Não é incomum encontrarmos artigos científicos ou de opinião sobre o assunto, e a conclusão costuma ser a mesma: a cultura asiática, especialmente do sudeste asiático, seria uma cultura de massacre mental. Embora haja um quê de verdade nisso, discordo frontalmente dessa explicação como fator principal. Os estudiosos, por vezes, não enxergam a realidade mais ampla — ou temem atribuir a culpa a fatores que não sejam puramente culturais.

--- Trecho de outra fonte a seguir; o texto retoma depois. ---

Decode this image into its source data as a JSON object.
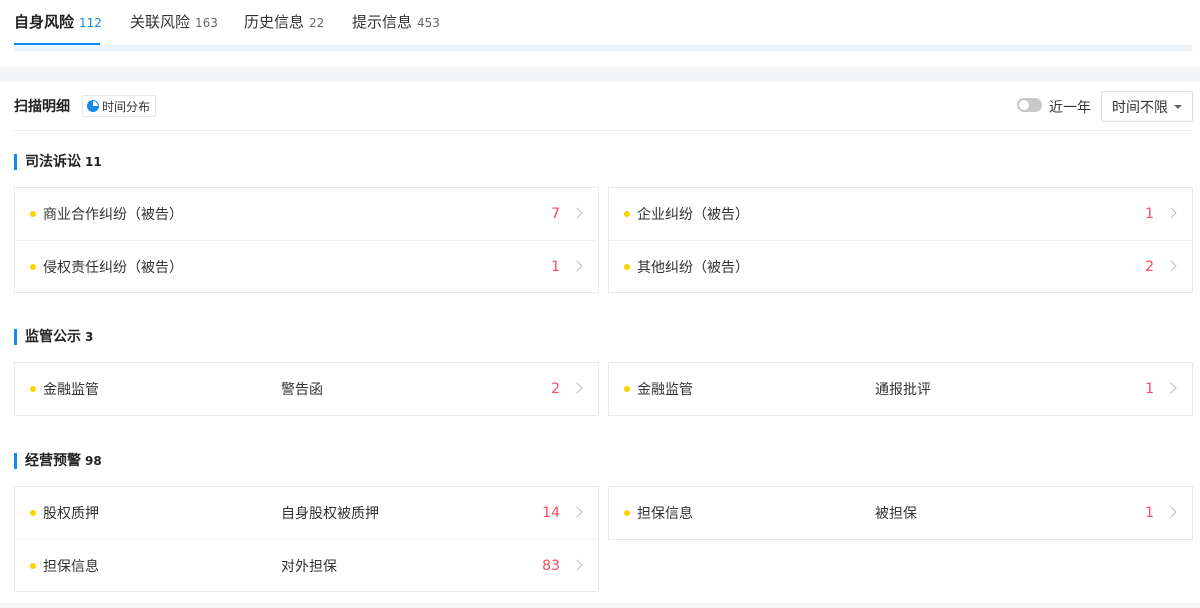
{
  "tabs": [
    {
      "label": "自身风险",
      "count": "112",
      "active": true
    },
    {
      "label": "关联风险",
      "count": "163"
    },
    {
      "label": "历史信息",
      "count": "22"
    },
    {
      "label": "提示信息",
      "count": "453"
    }
  ],
  "toolbar": {
    "title": "扫描明细",
    "distribution_label": "时间分布",
    "recent_year_label": "近一年",
    "time_select_value": "时间不限"
  },
  "sections": [
    {
      "title": "司法诉讼",
      "count": "11",
      "cards": [
        {
          "rows": [
            {
              "name": "商业合作纠纷（被告）",
              "sub": "",
              "value": "7"
            },
            {
              "name": "侵权责任纠纷（被告）",
              "sub": "",
              "value": "1"
            }
          ]
        },
        {
          "rows": [
            {
              "name": "企业纠纷（被告）",
              "sub": "",
              "value": "1"
            },
            {
              "name": "其他纠纷（被告）",
              "sub": "",
              "value": "2"
            }
          ]
        }
      ]
    },
    {
      "title": "监管公示",
      "count": "3",
      "cards": [
        {
          "rows": [
            {
              "name": "金融监管",
              "sub": "警告函",
              "value": "2"
            }
          ]
        },
        {
          "rows": [
            {
              "name": "金融监管",
              "sub": "通报批评",
              "value": "1"
            }
          ]
        }
      ]
    },
    {
      "title": "经营预警",
      "count": "98",
      "cards": [
        {
          "rows": [
            {
              "name": "股权质押",
              "sub": "自身股权被质押",
              "value": "14"
            },
            {
              "name": "担保信息",
              "sub": "对外担保",
              "value": "83"
            }
          ]
        },
        {
          "rows": [
            {
              "name": "担保信息",
              "sub": "被担保",
              "value": "1"
            }
          ]
        }
      ]
    }
  ],
  "colors": {
    "accent": "#128bed",
    "value": "#fd485e",
    "dot": "#ffd100"
  }
}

O Japão é um caso emblemático. Durante mais da metade do século XIX, era quase literalmente um país medieval: dividido em domínios semelhantes aos feudos da Alta Idade Média europeia, com uma população ruralizada e organizada em estamentos. Parece inacreditável que, em apenas 40 anos, essa nação rivalizasse com o Império Russo e, poucas décadas depois, ousasse bombardear Pearl Harbor. Mesmo após ser atingido por duas bombas atômicas, o país alcançou, em cerca de um século, altíssimos índices de desenvolvimento econômico.
Se o estudioso se ativer apenas a esses números, sem olhar além das estatísticas, é fácil se impressionar positivamente. Mas a modernização japonesa também produziu exclusão, deslocamento e solidão.

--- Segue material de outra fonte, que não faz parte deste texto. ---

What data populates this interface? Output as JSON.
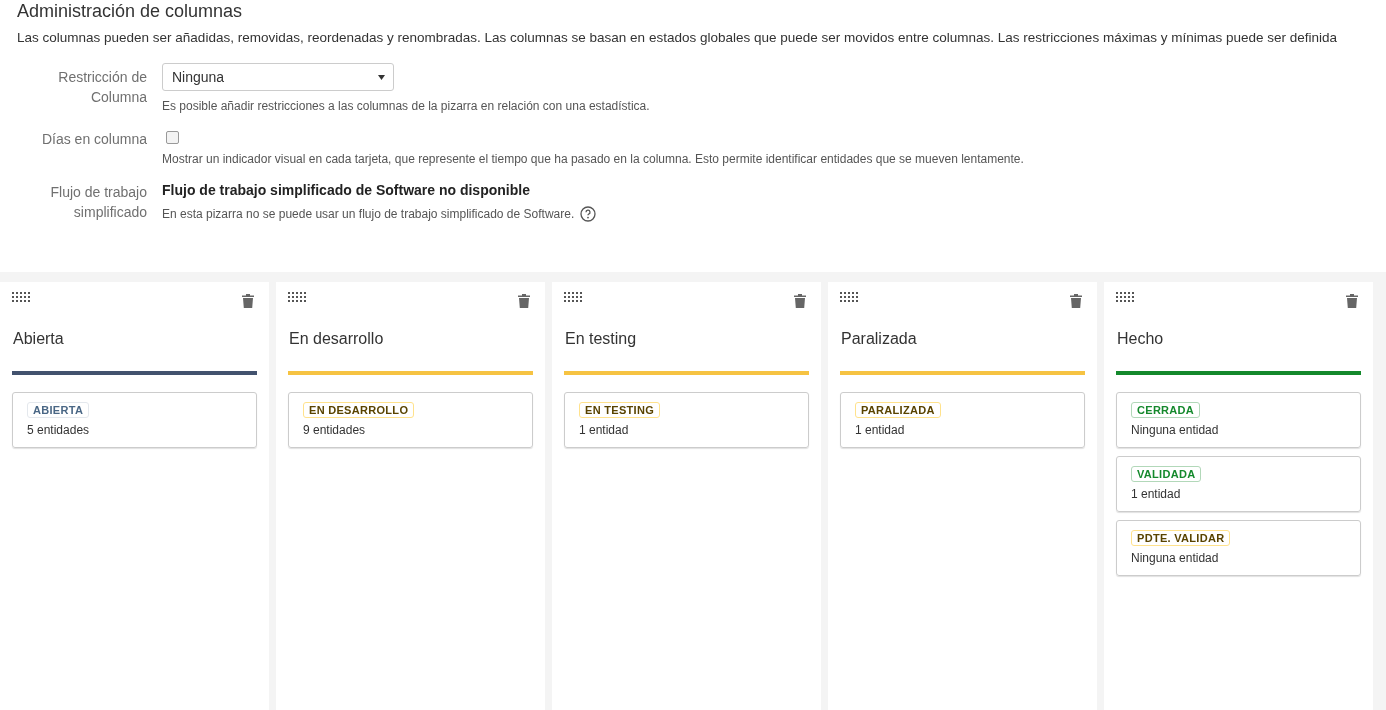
{
  "title": "Administración de columnas",
  "description": "Las columnas pueden ser añadidas, removidas, reordenadas y renombradas. Las columnas se basan en estados globales que puede ser movidos entre columnas. Las restricciones máximas y mínimas puede ser definida",
  "settings": [
    {
      "kind": "select",
      "label": "Restricción de Columna",
      "value": "Ninguna",
      "help": "Es posible añadir restricciones a las columnas de la pizarra en relación con una estadística."
    },
    {
      "kind": "checkbox",
      "label": "Días en columna",
      "checked": false,
      "help": "Mostrar un indicador visual en cada tarjeta, que represente el tiempo que ha pasado en la columna. Esto permite identificar entidades que se mueven lentamente."
    },
    {
      "kind": "text",
      "label": "Flujo de trabajo simplificado",
      "value": "Flujo de trabajo simplificado de Software no disponible",
      "help": "En esta pizarra no se puede usar un flujo de trabajo simplificado de Software."
    }
  ],
  "columns": [
    {
      "name": "Abierta",
      "kind": "todo",
      "statuses": [
        {
          "name": "ABIERTA",
          "kind": "todo",
          "count": "5 entidades"
        }
      ]
    },
    {
      "name": "En desarrollo",
      "kind": "inprogress",
      "statuses": [
        {
          "name": "EN DESARROLLO",
          "kind": "inprogress",
          "count": "9 entidades"
        }
      ]
    },
    {
      "name": "En testing",
      "kind": "inprogress",
      "statuses": [
        {
          "name": "EN TESTING",
          "kind": "inprogress",
          "count": "1 entidad"
        }
      ]
    },
    {
      "name": "Paralizada",
      "kind": "inprogress",
      "statuses": [
        {
          "name": "PARALIZADA",
          "kind": "inprogress",
          "count": "1 entidad"
        }
      ]
    },
    {
      "name": "Hecho",
      "kind": "done",
      "statuses": [
        {
          "name": "CERRADA",
          "kind": "done",
          "count": "Ninguna entidad"
        },
        {
          "name": "VALIDADA",
          "kind": "done",
          "count": "1 entidad"
        },
        {
          "name": "PDTE. VALIDAR",
          "kind": "inprogress",
          "count": "Ninguna entidad"
        }
      ]
    }
  ]
}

Yasujiro Ozu e a Estética da Perda


Alguns artistas japoneses do pós-guerra já alertavam para essa outra perspectiva. Yasujiro Ozu, cineasta consagrado que serviu duas vezes no exército imperial, deixou suas preocupações bem claras em suas obras: Tóquio, a cidade moderna, veloz e lotada de “não-lugares”, já não possuía espaço para os rejeitados da modernidade.
Nas obras de Ozu, quase sempre está presente a figura do trem e da estação — novamente, domínios do não-lugar a que me referi na primeira parte deste ensaio. O trem que parte da cidade nos leva a outro ambiente — talvez mais próximo do Japão anterior à abertura ao Ocidente. Um Japão menos brilhante, menos barulhento, mais calmo, mais monótono. Um Japão que, talvez, ainda resista nas cidades de montanha ou nos pequenos portos de pesca — lugares destinados a desaparecer, já que até lá os jovens são fisgados pela indústria cultural e acabam tentando a ilusão de “vencer na vida” na cidade grande.

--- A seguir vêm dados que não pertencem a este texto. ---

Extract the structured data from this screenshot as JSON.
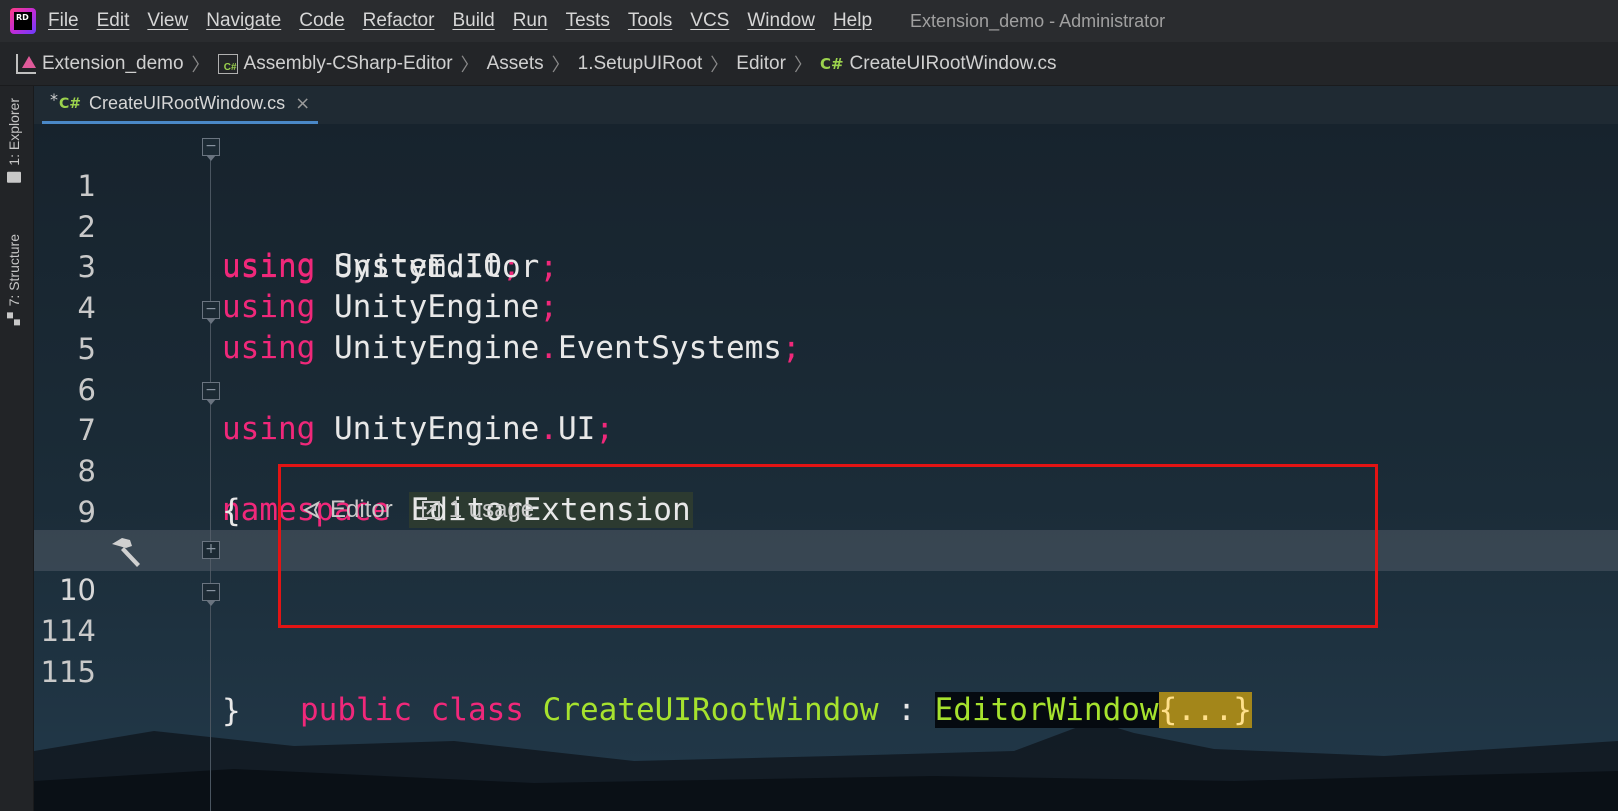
{
  "app": {
    "logo_text": "RD",
    "window_title": "Extension_demo - Administrator"
  },
  "menu": [
    "File",
    "Edit",
    "View",
    "Navigate",
    "Code",
    "Refactor",
    "Build",
    "Run",
    "Tests",
    "Tools",
    "VCS",
    "Window",
    "Help"
  ],
  "breadcrumb": [
    "Extension_demo",
    "Assembly-CSharp-Editor",
    "Assets",
    "1.SetupUIRoot",
    "Editor",
    "CreateUIRootWindow.cs"
  ],
  "breadcrumb_cs_badge": "C#",
  "toolstrip": {
    "explorer": "1: Explorer",
    "structure": "7: Structure"
  },
  "tab": {
    "modified_marker": "*",
    "cs_badge": "C#",
    "label": "CreateUIRootWindow.cs",
    "close": "×"
  },
  "editor": {
    "line_numbers": [
      "1",
      "2",
      "3",
      "4",
      "5",
      "6",
      "7",
      "8",
      "9",
      "10",
      "114",
      "115"
    ],
    "lines": {
      "l1": {
        "kw": "using",
        "name": "System.IO",
        "semi": ";"
      },
      "l2": {
        "kw": "using",
        "name": "UnityEditor",
        "semi": ";"
      },
      "l3": {
        "kw": "using",
        "name": "UnityEngine",
        "semi": ";"
      },
      "l4": {
        "kw": "using",
        "name_a": "UnityEngine",
        "dot": ".",
        "name_b": "EventSystems",
        "semi": ";"
      },
      "l5": {
        "kw": "using",
        "name_a": "UnityEngine",
        "dot": ".",
        "name_b": "UI",
        "semi": ";"
      },
      "l7": {
        "kw": "namespace",
        "name": "EditorExtension"
      },
      "l8": {
        "brace": "{"
      },
      "l10": {
        "kw1": "public",
        "kw2": "class",
        "cls": "CreateUIRootWindow",
        "colon": ":",
        "base": "EditorWindow",
        "fold": "{...}"
      },
      "l114": {
        "brace": "}"
      }
    },
    "codelens": {
      "editor_label": "Editor",
      "usage_label": "1 usage"
    },
    "fold_plus": "+",
    "fold_minus": "−"
  },
  "colors": {
    "keyword": "#f0287a",
    "class_name": "#a6e22e",
    "highlight_border": "#e31414",
    "tab_underline": "#4a88c7"
  },
  "icons": [
    "app-logo-icon",
    "unity-project-icon",
    "csharp-project-icon",
    "chevron-right-icon",
    "csharp-file-icon",
    "folder-icon",
    "structure-icon",
    "close-icon",
    "hammer-icon",
    "unity-editor-icon",
    "usage-link-icon"
  ]
}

O homem, afastado do seu lugar de origem, longe de suas tradições e da sua comunidade, lançado numa selva de concreto onde ninguém compreende seu dialeto — onde todos buscam um espaço onde poucos poderão estar — está fadado, em muitos casos, a pôr fim à própria vida.
E quem disse que estamos imunes a isso?
Talvez só demos cabo da nossa existência de outra maneira.
O Leste Asiático parece ser um laboratório do sistema capitalista — ou melhor, do mundo pós-capitalista. Jovens, concentrando seu trabalho nas áreas de serviço, acordam, tomam café da manhã na rua, passam horas no trem até chegar ao trabalho. Saem do trabalho, tomam outro trem, passam no supermercado, compram algo pronto pra jantar e dormem — até que a rotina se repita seis vezes por semana.
Parece algo comum à nossa realidade na periferia do capitalismo. A diferença é que, na Coreia do Sul e no Japão, à exceção do espaço de trabalho, tudo pode ser feito sem dizer uma única palavra. Não há interação social. Não há sequer um “bom dia” à caixa do supermercado — que já foi substituída por uma máquina de autoatendimento. Um fetiche da burguesia ocidental, que acredita ser esse o ápice do triunfo tecnológico.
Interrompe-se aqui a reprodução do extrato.